Perhaps he didn't see the point in sharing old war memories, memories he might have considered much sillier than starving in a prison cell.
Or perhaps his life had just moved on, moved on to four children and five grandchildren. Moved on, as Jake McNiece points out, "to a pretty good life."
For whatever reasons, Piccadilly Willy lay dead for nearly 63 years. Now, he will live forever.
"Your grandfather was a part of history," McNiece told me. "It was a great honor to be a 101ster, known throughout the world.
"You should be proud of your grandfather."
Grandpa is my hero and always has been.
According to accounts passed down through the Green family, James F. "Piccadilly Willy" Green recalled his story this way (please note that he spoke very little about the war):
Green was in line to jump when something happened to his parachute. He stepped out of line.

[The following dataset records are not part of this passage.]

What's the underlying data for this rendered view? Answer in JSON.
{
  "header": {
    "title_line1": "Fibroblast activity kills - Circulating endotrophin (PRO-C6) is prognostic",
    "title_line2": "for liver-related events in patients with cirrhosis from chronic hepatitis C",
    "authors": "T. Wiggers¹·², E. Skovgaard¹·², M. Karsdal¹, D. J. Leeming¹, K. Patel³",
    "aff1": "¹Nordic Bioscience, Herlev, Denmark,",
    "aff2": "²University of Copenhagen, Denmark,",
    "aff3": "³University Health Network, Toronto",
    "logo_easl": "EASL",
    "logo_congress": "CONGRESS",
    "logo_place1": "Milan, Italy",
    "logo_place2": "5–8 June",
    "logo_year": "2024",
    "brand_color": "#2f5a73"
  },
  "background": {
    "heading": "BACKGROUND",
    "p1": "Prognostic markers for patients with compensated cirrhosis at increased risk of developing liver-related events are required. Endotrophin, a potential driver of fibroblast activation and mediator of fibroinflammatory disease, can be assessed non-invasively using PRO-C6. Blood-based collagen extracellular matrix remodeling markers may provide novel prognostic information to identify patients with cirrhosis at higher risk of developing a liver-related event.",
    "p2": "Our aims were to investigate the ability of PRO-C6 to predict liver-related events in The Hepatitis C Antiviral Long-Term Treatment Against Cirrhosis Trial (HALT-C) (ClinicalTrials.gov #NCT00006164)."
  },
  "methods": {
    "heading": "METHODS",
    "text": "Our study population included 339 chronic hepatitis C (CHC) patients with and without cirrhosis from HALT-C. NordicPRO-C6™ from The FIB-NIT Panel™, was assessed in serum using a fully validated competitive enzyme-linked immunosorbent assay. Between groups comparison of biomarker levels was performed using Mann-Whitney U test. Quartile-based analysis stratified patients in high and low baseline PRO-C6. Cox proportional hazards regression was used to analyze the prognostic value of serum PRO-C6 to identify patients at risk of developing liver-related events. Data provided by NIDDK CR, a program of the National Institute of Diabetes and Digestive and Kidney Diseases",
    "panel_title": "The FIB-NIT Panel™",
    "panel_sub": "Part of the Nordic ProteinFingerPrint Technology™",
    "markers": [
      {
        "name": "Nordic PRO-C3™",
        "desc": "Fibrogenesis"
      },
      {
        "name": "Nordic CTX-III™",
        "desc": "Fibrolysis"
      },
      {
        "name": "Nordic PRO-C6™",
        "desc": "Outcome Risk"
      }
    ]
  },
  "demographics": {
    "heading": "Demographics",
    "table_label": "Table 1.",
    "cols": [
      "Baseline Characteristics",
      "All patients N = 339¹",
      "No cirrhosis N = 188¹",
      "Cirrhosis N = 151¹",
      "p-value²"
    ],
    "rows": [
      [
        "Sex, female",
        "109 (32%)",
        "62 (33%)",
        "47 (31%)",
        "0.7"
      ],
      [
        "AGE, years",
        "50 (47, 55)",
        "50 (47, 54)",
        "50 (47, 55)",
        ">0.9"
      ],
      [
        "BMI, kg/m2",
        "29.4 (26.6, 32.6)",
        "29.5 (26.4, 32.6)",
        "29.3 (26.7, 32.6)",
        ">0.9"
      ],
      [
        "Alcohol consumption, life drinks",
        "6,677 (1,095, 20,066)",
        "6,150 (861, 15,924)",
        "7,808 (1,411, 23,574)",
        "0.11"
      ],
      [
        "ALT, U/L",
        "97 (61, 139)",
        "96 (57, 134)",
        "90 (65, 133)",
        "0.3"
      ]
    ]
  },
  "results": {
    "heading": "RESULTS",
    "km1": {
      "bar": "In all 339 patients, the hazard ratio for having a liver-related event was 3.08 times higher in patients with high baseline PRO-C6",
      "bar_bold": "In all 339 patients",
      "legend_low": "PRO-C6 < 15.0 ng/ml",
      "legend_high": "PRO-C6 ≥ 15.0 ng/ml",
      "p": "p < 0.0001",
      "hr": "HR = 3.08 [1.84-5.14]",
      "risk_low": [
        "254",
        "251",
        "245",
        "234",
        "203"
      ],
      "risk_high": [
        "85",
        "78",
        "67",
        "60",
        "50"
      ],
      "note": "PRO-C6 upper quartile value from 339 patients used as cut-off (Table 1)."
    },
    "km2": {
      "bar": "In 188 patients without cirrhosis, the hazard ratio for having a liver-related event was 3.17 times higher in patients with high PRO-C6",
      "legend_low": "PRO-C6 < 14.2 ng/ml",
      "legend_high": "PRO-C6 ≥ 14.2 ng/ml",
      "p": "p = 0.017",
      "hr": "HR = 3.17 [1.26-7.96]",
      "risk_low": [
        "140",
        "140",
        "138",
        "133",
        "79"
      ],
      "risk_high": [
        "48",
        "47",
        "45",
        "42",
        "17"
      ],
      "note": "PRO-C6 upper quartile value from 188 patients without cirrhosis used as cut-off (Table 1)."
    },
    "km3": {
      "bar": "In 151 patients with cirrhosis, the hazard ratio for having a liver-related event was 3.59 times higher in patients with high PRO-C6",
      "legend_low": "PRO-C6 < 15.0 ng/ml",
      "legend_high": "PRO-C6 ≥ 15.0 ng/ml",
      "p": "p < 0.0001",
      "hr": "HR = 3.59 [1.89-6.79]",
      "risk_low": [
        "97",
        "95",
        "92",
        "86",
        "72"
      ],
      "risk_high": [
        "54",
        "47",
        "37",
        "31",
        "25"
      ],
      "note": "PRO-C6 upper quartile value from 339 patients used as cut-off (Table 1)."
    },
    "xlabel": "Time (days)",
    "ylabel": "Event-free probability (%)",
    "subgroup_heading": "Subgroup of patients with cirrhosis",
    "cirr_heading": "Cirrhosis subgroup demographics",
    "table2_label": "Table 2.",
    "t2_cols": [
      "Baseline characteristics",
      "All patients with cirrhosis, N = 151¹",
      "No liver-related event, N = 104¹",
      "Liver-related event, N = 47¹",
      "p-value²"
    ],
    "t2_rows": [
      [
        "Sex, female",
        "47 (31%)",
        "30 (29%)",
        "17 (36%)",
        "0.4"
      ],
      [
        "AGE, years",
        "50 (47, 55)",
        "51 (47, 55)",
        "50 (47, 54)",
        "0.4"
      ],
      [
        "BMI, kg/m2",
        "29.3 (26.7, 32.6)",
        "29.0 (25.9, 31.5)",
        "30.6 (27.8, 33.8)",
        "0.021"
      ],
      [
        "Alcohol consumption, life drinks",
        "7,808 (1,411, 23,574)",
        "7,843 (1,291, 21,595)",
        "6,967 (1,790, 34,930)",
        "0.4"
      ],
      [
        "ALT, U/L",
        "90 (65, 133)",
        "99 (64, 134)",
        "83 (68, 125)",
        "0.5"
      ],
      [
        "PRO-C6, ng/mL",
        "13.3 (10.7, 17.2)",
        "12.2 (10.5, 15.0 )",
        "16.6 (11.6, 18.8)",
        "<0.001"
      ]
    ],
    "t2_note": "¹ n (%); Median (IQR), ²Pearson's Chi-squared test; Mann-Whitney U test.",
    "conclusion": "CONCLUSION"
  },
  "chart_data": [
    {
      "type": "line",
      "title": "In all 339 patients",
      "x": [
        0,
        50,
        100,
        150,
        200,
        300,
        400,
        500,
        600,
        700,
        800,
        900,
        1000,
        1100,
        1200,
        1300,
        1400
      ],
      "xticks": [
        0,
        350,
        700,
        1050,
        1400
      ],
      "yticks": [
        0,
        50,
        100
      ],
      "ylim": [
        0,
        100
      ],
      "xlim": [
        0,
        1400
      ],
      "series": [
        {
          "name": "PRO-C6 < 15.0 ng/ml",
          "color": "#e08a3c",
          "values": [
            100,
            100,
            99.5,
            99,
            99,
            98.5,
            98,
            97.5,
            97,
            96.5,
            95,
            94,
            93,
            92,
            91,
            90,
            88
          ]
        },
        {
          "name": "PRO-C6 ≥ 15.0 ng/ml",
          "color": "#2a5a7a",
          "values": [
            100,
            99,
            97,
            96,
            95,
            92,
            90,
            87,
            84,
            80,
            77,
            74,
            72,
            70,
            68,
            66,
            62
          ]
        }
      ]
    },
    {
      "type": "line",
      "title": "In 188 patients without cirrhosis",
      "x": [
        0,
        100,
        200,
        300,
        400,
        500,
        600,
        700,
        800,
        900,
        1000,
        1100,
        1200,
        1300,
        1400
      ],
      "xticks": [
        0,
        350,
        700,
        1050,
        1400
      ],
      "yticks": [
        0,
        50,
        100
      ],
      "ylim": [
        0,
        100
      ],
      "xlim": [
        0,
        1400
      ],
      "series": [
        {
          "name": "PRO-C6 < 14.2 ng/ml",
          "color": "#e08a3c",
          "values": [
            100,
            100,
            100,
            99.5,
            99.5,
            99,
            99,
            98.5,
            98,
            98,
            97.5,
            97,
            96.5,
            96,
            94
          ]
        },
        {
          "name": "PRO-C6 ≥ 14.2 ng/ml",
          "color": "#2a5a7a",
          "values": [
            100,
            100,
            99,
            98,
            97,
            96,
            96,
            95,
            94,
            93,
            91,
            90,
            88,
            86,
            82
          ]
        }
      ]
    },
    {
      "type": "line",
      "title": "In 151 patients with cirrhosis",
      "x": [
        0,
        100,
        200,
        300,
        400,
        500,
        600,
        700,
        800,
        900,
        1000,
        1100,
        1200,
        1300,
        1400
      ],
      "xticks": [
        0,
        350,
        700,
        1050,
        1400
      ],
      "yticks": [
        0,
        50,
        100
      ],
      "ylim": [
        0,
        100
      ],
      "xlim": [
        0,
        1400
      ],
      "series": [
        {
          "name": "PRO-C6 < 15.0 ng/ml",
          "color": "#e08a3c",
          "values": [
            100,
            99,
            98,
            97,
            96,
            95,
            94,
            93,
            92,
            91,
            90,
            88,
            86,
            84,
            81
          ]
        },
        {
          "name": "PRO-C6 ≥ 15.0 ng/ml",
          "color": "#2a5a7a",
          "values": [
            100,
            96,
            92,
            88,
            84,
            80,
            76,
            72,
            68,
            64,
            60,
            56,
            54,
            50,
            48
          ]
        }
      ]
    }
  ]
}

The trooper who stepped into Green's place was hit by enemy fire before jumping and died.
When ready to jump, Green stepped to the end of the line. He was the last to jump. Green never mentioned the plane exploding, and historical documents show the plane returned to base.
Green landed on "the beach" (not one used by the Allied invading force), and German soldiers immediately captured him.
Green recalled being moved frequently among prisoner camps and often paraded in front of occupied townspeople.
He weighed 82 pounds when he was freed from a camp in Prussia. His recovery was long.